With the new rule, the EPA has set an overall cap for power plant emissions in the US at 38 tons by 2010 and allows trading between power companies to achieve the least-cost emission reductions.

But the cap-and-trade approach to what was formerly a hazardous pollutant (the EPA has reclassified it to allow trading) has many critics, including several state attorneys general and environmentalists throughout the nation. “For policy reasons, not for technical reasons, there are people who will not accept the trading of mercury,” says Thaddeus Huetteman, president of Atlanta-based consultancy Power and Energy Analytic Resources. “There will be some states that won’t trade mercury. The question is: what does that mean for the EPA’s efficient transfer of tons?”
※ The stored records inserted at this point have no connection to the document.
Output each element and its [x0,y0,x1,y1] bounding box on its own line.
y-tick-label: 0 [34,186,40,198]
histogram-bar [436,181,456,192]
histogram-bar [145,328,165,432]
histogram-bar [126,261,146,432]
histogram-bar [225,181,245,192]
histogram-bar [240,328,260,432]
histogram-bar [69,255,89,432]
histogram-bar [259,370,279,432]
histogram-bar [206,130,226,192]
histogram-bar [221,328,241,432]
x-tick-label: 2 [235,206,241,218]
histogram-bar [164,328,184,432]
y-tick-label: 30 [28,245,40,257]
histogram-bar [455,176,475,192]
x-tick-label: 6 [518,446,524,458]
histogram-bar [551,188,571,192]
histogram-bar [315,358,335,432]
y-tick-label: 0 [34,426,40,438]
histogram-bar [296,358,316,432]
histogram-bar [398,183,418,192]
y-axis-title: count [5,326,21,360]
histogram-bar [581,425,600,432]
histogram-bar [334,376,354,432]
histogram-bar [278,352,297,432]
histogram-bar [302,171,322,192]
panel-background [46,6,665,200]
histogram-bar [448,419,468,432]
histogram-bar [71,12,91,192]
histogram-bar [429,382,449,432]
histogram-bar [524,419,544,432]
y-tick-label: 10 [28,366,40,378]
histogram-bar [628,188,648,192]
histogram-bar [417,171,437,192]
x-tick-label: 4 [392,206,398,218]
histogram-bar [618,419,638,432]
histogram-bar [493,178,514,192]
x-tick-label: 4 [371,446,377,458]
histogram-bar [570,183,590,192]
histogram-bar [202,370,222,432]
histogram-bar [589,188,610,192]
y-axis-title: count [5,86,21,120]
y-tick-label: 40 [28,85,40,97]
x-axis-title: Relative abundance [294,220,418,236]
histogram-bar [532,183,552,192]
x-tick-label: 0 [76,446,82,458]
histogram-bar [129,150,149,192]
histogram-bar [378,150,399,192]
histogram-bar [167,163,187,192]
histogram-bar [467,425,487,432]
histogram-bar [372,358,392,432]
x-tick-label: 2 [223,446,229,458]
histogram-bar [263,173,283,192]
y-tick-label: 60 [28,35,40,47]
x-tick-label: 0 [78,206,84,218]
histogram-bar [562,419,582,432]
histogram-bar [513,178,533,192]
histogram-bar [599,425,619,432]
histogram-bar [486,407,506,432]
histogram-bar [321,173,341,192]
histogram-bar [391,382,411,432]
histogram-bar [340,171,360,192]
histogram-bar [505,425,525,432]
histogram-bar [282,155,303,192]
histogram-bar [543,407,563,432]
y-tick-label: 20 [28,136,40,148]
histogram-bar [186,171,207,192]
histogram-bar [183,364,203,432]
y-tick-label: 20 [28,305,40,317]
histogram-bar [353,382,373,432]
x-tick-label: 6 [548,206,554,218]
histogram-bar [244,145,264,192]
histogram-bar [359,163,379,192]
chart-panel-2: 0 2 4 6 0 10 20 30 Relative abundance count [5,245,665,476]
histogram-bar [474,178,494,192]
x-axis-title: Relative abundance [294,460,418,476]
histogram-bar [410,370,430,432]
Many environmentalists have also complained that the initial mercury cap – 38 tons – was set at the same level which would be reached as a “co-benefit” of the SO2 and NOx reductions under CAIR. “Essentially, the agency adopted a ‘do-nothing’ approach to mercury for the next 12 years,” said John Walke, director of the clean air programme for environmental group Natural Resources Defense Council, which has intimated that it will sue to halt the regulations.

If a coal-fired power plant has both a scrubber – to remove SO2 pollution – and an SCR – to remove NOx pollution – it can also expect a major reduction in mercury emissions, possibly as much as 90%, according to John Blaney,Virginia-based managing director at consultancy ICF. “If there is a mercury market, it essentially reduces the cost of a scrubber,” he says.

Nevertheless, industry argues that there is no proven mercury control technology at the moment and therefore cap-and-trade is the only way to go. “We don’t know of a vendor of these technologies who will guarantee that they will achieve 90% mercury removal, 365 days a year, which is what we need to commit to that sort of installation,” says Melissa McHenry, spokeswoman for Ohio-based power producer American Electric Power (AEP).

Reliability aside, it is still cost that most concerns utilities. “The bottom line is still price. This puts another adder into the price of producing electricity. We’ve got one for SO2, now we add one for mercury,” says Jim Moore, St Louis-based general executive in the coal supply and emissions department at power producer Ameren. “The problem is: we don’t have any idea what that adder should be.”

And it may be significant. “If the market works, there will be a substantial allowance price for mercury in the $20,000 a pound range, going up over time,” ICF’s Blaney predicts. The only problem is, with litigation, reluctant state governments, and unproven technology, the market looks very unlikely to work any time soon.